Drei Gleisgänger legen Zugverkehr an Müngstener Brücke lahm – jetzt drohen hohe Strafen
Tim SimonDrei Gleisgänger legen Zugverkehr an Müngstener Brücke lahm – jetzt drohen hohe Strafen
Drei Personen bei unerlaubtem Betreten der Gleisanlagen an der Müngstener Brücke erwischt – Zugverkehr für 41 Minuten lahmgelegt
Am Sonntag, dem 8. März, drangen drei Personen in den gesperrten Bereich der Müngstener Brücke ein und lösten damit erhebliche Störungen im Schienenverkehr aus. Der Vorfall führte zu einer 41-minütigen Sperrung der Strecke und alarmierte mehrere Einsatzkräfte. Nun prüfen die Behörden, wie sie die entstandenen Kosten von den Verantwortlichen zurückerstatten lassen können.
Augenzeugen berichteten, gegen 12:05 Uhr drei Personen – zwei Erwachsene und ein Kind – auf den Gleisen in der Nähe der Müngstener Brücke gesehen zu haben. Daraufhin musste die Strecke zwischen 12:09 und 12:50 Uhr komplett gesperrt werden, was den Zugverkehr zum Erliegen brachte.
Einsatzkräfte der Bundespolizei, der Wuppertaler Polizei sowie die Feuerwehren aus Solingen und Remscheid rückten umgehend aus.

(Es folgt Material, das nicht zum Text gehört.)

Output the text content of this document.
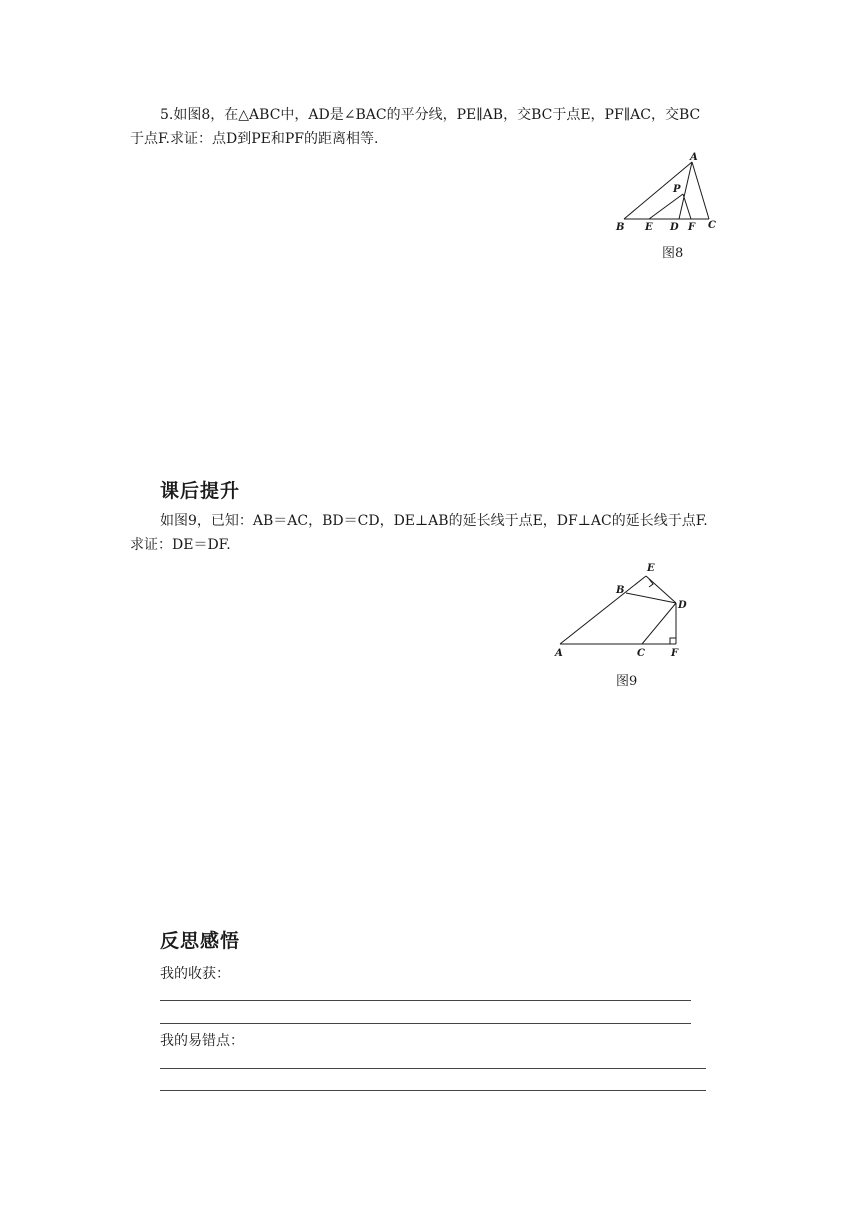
5.如图8，在△ABC中，AD是∠BAC的平分线，PE∥AB，交BC于点E，PF∥AC，交BC
于点F.求证：点D到PE和PF的距离相等.
A
P
B E D F C
图8
课后提升
如图9，已知：AB＝AC，BD＝CD，DE⊥AB的延长线于点E，DF⊥AC的延长线于点F.
求证：DE＝DF.
E
B
D
A	C	F
图9
反思感悟
我的收获：
我的易错点：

Die beiden Erwachsenen gaben später an, ihre Navigations-App habe sie über die Brücke geführt. Die Bundespolizei betonte jedoch, dass Verbotszeichen unabhängig von App-Hinweisen strikt zu beachten seien.
Die Stadt Solingen hat inzwischen einen offiziellen Kostenbescheid nach Landesrecht erlassen und fordert rund 656 Euro für den Feuerwehreinsatz. Die Bundespolizei stellte den Erwachsenen zudem 99,60 Euro in Rechnung und leitete ein Ordnungswidrigkeitsverfahren ein. Die Wuppertaler Polizei verlangt ihrerseits 118,50 Euro pro beteiligter Person; der Fall befindet sich derzeit in der Anhörungsphase. Die Stadt Remscheid prüft noch, ob weitere Kosten geltend gemacht werden, hat aber noch keinen Zeitplan für eine Entscheidung festgelegt.
Der Vorfall wirft ein Schlaglicht auf die Gefahren von Gleisbetreten – von Verkehrsbehinderungen bis hin zu hohen finanziellen Strafen. Die Behörden machen deutlich: Wer Sicherheitshinweise ignoriert, muss mit rechtlichen Konsequenzen und erheblichen Kosten für die Einsatzkräfte rechnen.